Por Folha de São Paulo,
A freirinha repete: "Tenkió"! Depois começa a rir, mas logo para, quando
leva um cutucão da colega ao lado, também freira. A cena aconteceu de
verdade, na minha frente, faz alguns meses, no aeroporto de Congonhas.
Segundos antes, pelo sistema de som, uma funcionária de companhia aérea
fazia um daqueles anúncios impossíveis de decifrar, supostamente em
inglês: "De néxtchi fláitchi uíu dipartchi fron guêitchi êitchi.
Tenkió."
As freiras eram estrangeiras e, claro, só conseguiram decifrar o
"tenkió", provavelmente uma tentativa de dizer "thank you". Uma delas
não se aguentou e, santa criatura, acabou zombando sem querer do sotaque
dos nativos.
Lembrei desse caso prosaico por causa da renúncia do papa. Como sabemos,
Bento 16 avisou que estava de saída em latim. Na sala de imprensa do
Vaticano, acompanhando por um circuito interno, a repórter Giovanna
Chirri, da agência Ansa, sentiu as pernas tremer. Ela entende latim.

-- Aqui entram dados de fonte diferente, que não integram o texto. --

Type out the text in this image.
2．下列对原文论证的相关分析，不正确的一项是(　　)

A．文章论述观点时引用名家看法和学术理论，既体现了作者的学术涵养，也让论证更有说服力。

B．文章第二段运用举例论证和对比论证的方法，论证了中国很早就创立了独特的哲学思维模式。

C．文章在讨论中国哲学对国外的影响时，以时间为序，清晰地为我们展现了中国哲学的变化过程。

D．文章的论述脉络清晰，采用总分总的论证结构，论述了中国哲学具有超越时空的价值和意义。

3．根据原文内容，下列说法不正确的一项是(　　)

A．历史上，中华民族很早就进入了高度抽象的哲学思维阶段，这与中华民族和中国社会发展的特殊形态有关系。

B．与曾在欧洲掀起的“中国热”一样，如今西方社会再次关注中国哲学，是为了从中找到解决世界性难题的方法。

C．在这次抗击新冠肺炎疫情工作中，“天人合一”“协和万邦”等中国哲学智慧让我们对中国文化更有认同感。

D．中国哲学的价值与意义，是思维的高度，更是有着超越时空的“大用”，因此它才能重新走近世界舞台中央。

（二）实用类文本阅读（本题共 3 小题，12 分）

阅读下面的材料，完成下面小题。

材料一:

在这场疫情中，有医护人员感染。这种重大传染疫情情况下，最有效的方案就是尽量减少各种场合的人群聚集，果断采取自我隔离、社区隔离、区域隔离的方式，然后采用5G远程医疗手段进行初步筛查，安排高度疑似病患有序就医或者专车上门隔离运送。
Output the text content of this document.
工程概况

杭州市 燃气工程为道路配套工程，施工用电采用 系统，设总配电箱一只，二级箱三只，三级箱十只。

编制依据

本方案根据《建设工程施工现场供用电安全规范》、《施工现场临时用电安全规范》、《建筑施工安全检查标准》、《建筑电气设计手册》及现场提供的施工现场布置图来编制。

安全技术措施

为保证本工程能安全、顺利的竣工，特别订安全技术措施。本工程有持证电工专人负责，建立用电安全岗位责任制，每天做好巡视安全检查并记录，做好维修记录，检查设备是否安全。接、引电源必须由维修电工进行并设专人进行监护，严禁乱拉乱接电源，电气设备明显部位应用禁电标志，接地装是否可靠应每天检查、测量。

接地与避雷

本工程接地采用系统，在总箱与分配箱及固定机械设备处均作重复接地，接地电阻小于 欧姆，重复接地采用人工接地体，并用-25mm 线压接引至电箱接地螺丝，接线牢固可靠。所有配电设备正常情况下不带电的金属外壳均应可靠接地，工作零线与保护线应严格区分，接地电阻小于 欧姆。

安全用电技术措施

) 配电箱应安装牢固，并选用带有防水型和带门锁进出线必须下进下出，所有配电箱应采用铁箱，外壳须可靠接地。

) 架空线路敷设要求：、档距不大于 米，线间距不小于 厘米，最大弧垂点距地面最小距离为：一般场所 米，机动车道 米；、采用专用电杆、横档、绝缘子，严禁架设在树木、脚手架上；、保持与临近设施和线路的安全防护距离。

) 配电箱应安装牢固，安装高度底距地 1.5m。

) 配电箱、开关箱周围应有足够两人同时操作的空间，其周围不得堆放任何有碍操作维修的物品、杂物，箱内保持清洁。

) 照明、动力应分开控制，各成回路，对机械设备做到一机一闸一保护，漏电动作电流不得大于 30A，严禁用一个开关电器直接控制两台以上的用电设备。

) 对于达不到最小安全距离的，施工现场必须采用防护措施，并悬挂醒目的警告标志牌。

Captou antes de todo mundo a gravidade do que acontecia. Deu a notícia
em primeira mão.
No Twitter, modesta, Giovanna explicou assim seu grande feito: "O latim do papa é muito fácil de entender".
De volta às freiras de Congonhas: se o papa falasse latim como a grande
maioria dos brasileiros fala inglês, o mundo teria demorado muito mais
para saber da renúncia. Talvez ainda não soubesse.

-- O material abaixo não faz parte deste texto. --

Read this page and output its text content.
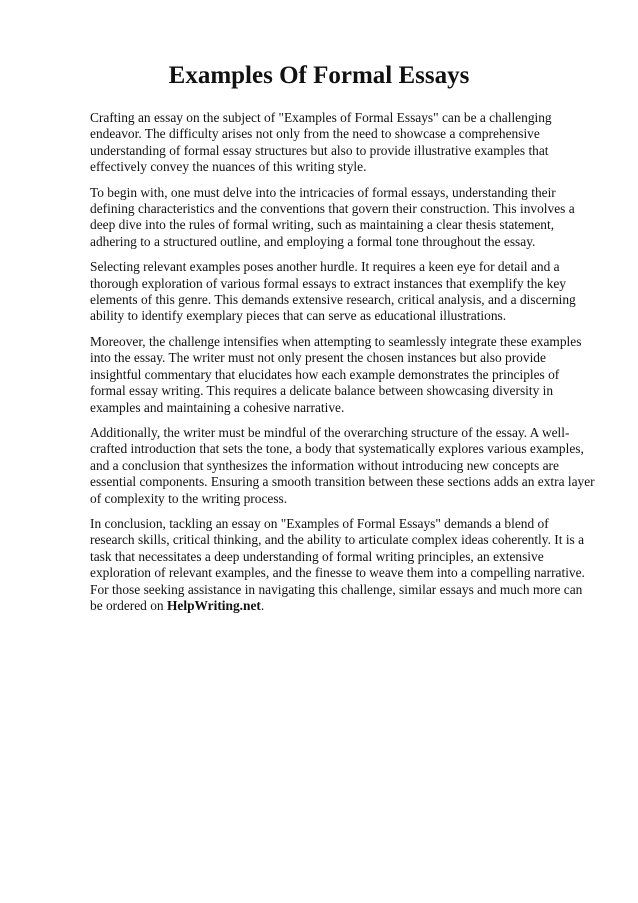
Examples Of Formal Essays

Crafting an essay on the subject of "Examples of Formal Essays" can be a challenging endeavor. The difficulty arises not only from the need to showcase a comprehensive understanding of formal essay structures but also to provide illustrative examples that effectively convey the nuances of this writing style.

To begin with, one must delve into the intricacies of formal essays, understanding their defining characteristics and the conventions that govern their construction. This involves a deep dive into the rules of formal writing, such as maintaining a clear thesis statement, adhering to a structured outline, and employing a formal tone throughout the essay.

Selecting relevant examples poses another hurdle. It requires a keen eye for detail and a thorough exploration of various formal essays to extract instances that exemplify the key elements of this genre. This demands extensive research, critical analysis, and a discerning ability to identify exemplary pieces that can serve as educational illustrations.

Moreover, the challenge intensifies when attempting to seamlessly integrate these examples into the essay. The writer must not only present the chosen instances but also provide insightful commentary that elucidates how each example demonstrates the principles of formal essay writing. This requires a delicate balance between showcasing diversity in examples and maintaining a cohesive narrative.

Additionally, the writer must be mindful of the overarching structure of the essay. A well-crafted introduction that sets the tone, a body that systematically explores various examples, and a conclusion that synthesizes the information without introducing new concepts are essential components. Ensuring a smooth transition between these sections adds an extra layer of complexity to the writing process.

In conclusion, tackling an essay on "Examples of Formal Essays" demands a blend of research skills, critical thinking, and the ability to articulate complex ideas coherently. It is a task that necessitates a deep understanding of formal writing principles, an extensive exploration of relevant examples, and the finesse to weave them into a compelling narrative. For those seeking assistance in navigating this challenge, similar essays and much more can be ordered on HelpWriting.net.
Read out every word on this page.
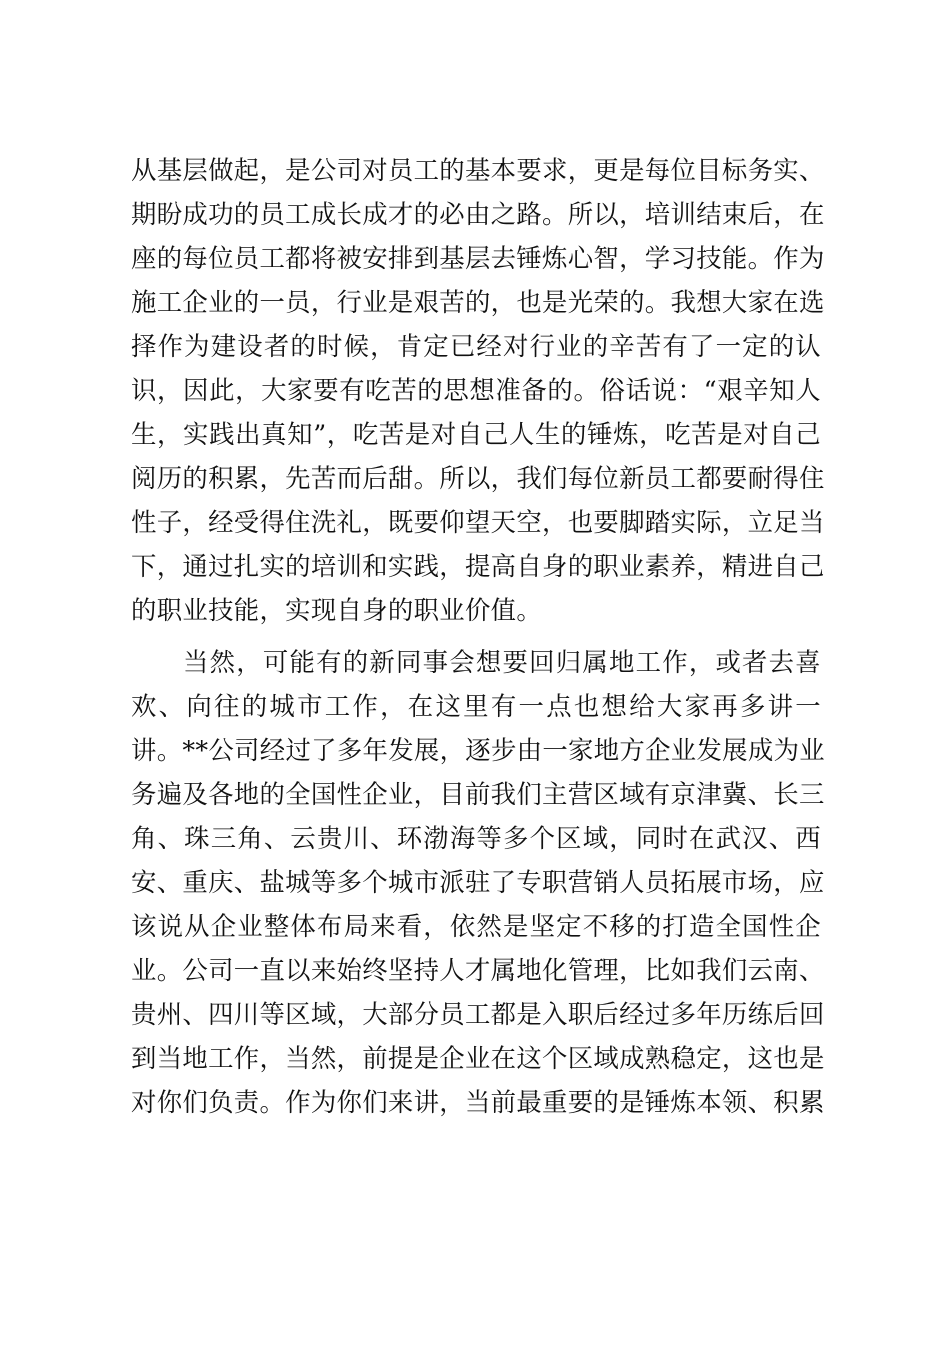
从基层做起，是公司对员工的基本要求，更是每位目标务实、
期盼成功的员工成长成才的必由之路。所以，培训结束后，在
座的每位员工都将被安排到基层去锤炼心智，学习技能。作为
施工企业的一员，行业是艰苦的，也是光荣的。我想大家在选
择作为建设者的时候，肯定已经对行业的辛苦有了一定的认
识，因此，大家要有吃苦的思想准备的。俗话说：“艰辛知人
生，实践出真知”，吃苦是对自己人生的锤炼，吃苦是对自己
阅历的积累，先苦而后甜。所以，我们每位新员工都要耐得住
性子，经受得住洗礼，既要仰望天空，也要脚踏实际，立足当
下，通过扎实的培训和实践，提高自身的职业素养，精进自己
的职业技能，实现自身的职业价值。
当然，可能有的新同事会想要回归属地工作，或者去喜
欢、向往的城市工作，在这里有一点也想给大家再多讲一
讲。**公司经过了多年发展，逐步由一家地方企业发展成为业
务遍及各地的全国性企业，目前我们主营区域有京津冀、长三
角、珠三角、云贵川、环渤海等多个区域，同时在武汉、西
安、重庆、盐城等多个城市派驻了专职营销人员拓展市场，应
该说从企业整体布局来看，依然是坚定不移的打造全国性企
业。公司一直以来始终坚持人才属地化管理，比如我们云南、
贵州、四川等区域，大部分员工都是入职后经过多年历练后回
到当地工作，当然，前提是企业在这个区域成熟稳定，这也是
对你们负责。作为你们来讲，当前最重要的是锤炼本领、积累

Sei que o tema é delicado, mexe com os brios nacionais. Até provocou uma
confusão recente, quando o produtor musical americano Jack Endino, que
trabalha com artistas do Brasil, reclamou de bandas brasileiras que
insistem em cantar em inglês. "Não dá para entender nada."
No caso do rock, há um agravante. Além do sotaque incompreensível, as
letras normalmente não fazem sentido. São escritas por brasileiros sem
nenhuma familiaridade com o inglês que se fala no dia a dia. Na
estrutura e na gramática, acabam sendo traduções literais, para o
inglês, de frases em português.
Imagine, então, o pobre Jack Endino recebendo fitas demo de grupos
brasileiros que cantam, com sotaque indecifrável, letras compostas em
"portinglês"...
O produtor foi bastante atacado por seu suposto esnobismo. Mas tem
razão. E não se trata de exigir sotaque perfeito, daqueles de locutor da
BBC. Isso, quase nenhum não nativo de língua inglesa tem. A não ser que
tenha recebido educação bilíngue, desde criança, o que só acontece com
uma ínfima elite.
Para citar um exemplo extremo: Paulo Francis, correspondente em Nova
York por tantos anos, falava um inglês erudito, sofisticado, de
altíssimo registro intelectual. Tudo isso com um leve sotaque carioca. O
que, ante seu domínio total da língua de William Faulkner e T.S. Eliot,
não tinha a menor importância.
De novo: ninguém está pedindo que brasileiros falem inglês com sotaque
nota dez. Até porque não precisa --americanos e ingleses estão
acostumados a ouvir sua língua com entonação estrangeira. De Björk a
Antonio Banderas, de Greta Garbo a Arnold Schwarzenegger, de Henry
Kissinger a Albert Einstein, não são poucos os exemplos de não nativos
de sucesso no mundo anglófono das palavras e das ideais.
Já por aqui, é bom lembrar, isso quase não acontece. Ao menor tropeço de
um gringo no português, chiamos e fazemos piada. Ainda um país isolado
do restante do mundo, o Brasil não está acostumado a escutar sua língua
salpicada por um tempero de fora.
Vi uma vez um jornalista americano, residente no Brasil, sendo
entrevistado na TV. O rapaz tropeçava um pouco nos gêneros, errava uma
ou outra concordância nominal, mas se virava bastante bem.
Até que ele tocou onde não podia: disse que, como regra, brasileiros
falam muito mal inglês. O apresentador sapecou: "Já o seu português está
ótimo, né, meu filho?" A plateia veio abaixo, vingando-se da insolência
do gringo.
De pouco valeu ele ter respondido a todas as questões e entendido tudo o
que foi perguntado, mesmo sob a pressão de estar na TV. Tinha sotaque,
cometia um errinho ou outro. Os brazucas não perdoaram.
Resumindo. Se um estrangeiro aparecer por aqui derrapando no português,
mesmo que consiga se comunicar e entenda tudo, vai ser espinafrado sem
perdão. Mas se um gringo se atrever a reclamar do inglês dos
brasileiros, ele que se prepare para nosso contra-ataque chauvinista.
Que as freirinhas de Congonhas nos perdoem.